For the first time it was a ‘girl’ who sexually abused me. Her built is still in my vague memory; blonde hair, brown eyes, and an overall sublime face. Every evening, I would step out of my house to play with her. She would often take me behind a rusted blue door, perhaps it was a bathroom, and clasped my body. She would gently take my face in her hands, and kiss me all over. For a 7 years old, this felt like it’s an act of love. Also, the fact that she was always tender with me but ‘abuse is not always harsh in nature’ never came into my realization.
This was on going until I moved to a new city with my parents. But my tryst with sexual abuse had merely begun. I lived in a building and befriended a girl as old as me. Like every other child, I’d visit her house often, two floor above mine and was also friends with the male servant who would play with us. Once, I went to her house and found out she wasn’t at home, but the male servant insisted me to stay back and wait for her. And in those few hours when I was alone with him, he tried to know more about me. This happened multiple times. It appeared normal to me as if a friend trying to know about the other friend.

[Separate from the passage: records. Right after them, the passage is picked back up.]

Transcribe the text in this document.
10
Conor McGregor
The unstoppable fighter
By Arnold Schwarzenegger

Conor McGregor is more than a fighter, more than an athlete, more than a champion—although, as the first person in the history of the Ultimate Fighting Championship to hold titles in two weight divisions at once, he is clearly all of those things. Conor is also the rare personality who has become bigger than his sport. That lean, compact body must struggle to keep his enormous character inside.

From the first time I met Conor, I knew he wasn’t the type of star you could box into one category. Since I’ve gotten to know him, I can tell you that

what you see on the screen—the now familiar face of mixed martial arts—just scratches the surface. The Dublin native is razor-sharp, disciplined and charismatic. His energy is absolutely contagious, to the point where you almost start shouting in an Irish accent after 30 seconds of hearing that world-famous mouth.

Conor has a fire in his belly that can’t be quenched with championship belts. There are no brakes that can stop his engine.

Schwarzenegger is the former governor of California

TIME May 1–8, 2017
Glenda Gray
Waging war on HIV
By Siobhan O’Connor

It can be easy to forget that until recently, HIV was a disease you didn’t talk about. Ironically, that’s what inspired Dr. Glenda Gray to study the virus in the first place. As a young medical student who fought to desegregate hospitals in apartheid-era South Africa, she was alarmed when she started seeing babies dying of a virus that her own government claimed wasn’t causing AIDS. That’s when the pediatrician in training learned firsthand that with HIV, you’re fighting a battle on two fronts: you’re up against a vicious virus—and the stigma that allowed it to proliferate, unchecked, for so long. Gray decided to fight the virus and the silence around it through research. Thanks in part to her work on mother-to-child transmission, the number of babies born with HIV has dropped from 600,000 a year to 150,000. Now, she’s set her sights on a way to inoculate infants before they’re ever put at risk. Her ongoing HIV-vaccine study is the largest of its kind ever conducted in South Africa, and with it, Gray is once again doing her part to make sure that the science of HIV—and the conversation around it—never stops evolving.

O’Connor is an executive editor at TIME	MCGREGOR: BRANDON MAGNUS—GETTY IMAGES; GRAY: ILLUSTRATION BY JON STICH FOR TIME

Then one day, when we all were playing a hide and seek. He came and hid near me, and pulled me towards him with a jerk. When I instantly distanced myself, he pulled me again and started kissing me. Upon seeing my discomfort, he told me to not worry and told me about the other girl in the group who he is involved with, and the fact that she enjoys the act.
He somehow convinced me that he wasn’t doing anything wrong, and going by the experience I already had, I thought it was ‘normal’.
Every time I would go to this friend’s place, he would take me to a secluded area, and press himself upon me. Then one day, taking an advantage of everyone’s absence, he took me to a bedroom, unzipped his pants and asked me to take his penis into my mouth. I freaked out looking at the male genital for the first time. He kept asking me, and I kept saying NO. After some time he fastened the zip of his pants, looked at me, calmed me down and said, ”That’s fine. You’ll do it next time.”
After this occurrence, I stopped going to her place. I made new friends, and in no time, I forgot what had happened to me.
The fact that the younger me considered all of what was happening to me “normal”, raises the question of who to blame here. I honestly blame two things. First, my parents, who didn’t impart basic awareness about what a “good touch” and a “bad touch” means. The fact that nobody told me to immediately inform them if someone touched me inappropriately, and second, the mainstream television/media which often glorifies intimate scenes that lack consent and portray women as a damsel in distress with no voice whatsoever.
I remember once we were playing this game called ‘Hide N seek’ again and as I ran to find a hiding place, someone pulled me from a corner. Before I had a fraction to react, I felt a hand climbing up my top, my legs clasped, as I gasped for breath. I was let loose in a minute, and without looking anywhere at all, I ran and didn’t stop until I reached home.
I didn’t tell my parents about it, because I was sure, they would’ve been disappointed in me, shamed me and maybe kept me grounded for days. In fact, I didn’t tell anyone about this.
For me to have faced the abuse all these times, I certainly blame my parents but I blame social conventions more. I blame the mindset, patriarchy, and a lack of open circuit between parents and their children.
I know people who’ve gone through similar disastrous cases of abuse and disliked themselves for the longest time. What happened in their childhood, deeply affected their mental well-being, and some of them withdrew completely and became fearful of any kind of intimacy.
I realized there were patterns of extremism in my behavior too and it still remained inside me.
To anyone who might be reading this article: We should talk about child sexual abuse more openly in India as it happens more often than we can even think of. Here’s a plea to parents, please don’t hesitate to make an open conversation with your child, and make them aware them about this plague that nobody speaks about.
Let’s not raise another child who feels ashamed to exist because of what happened to her/him which he/she had absolutely no idea about.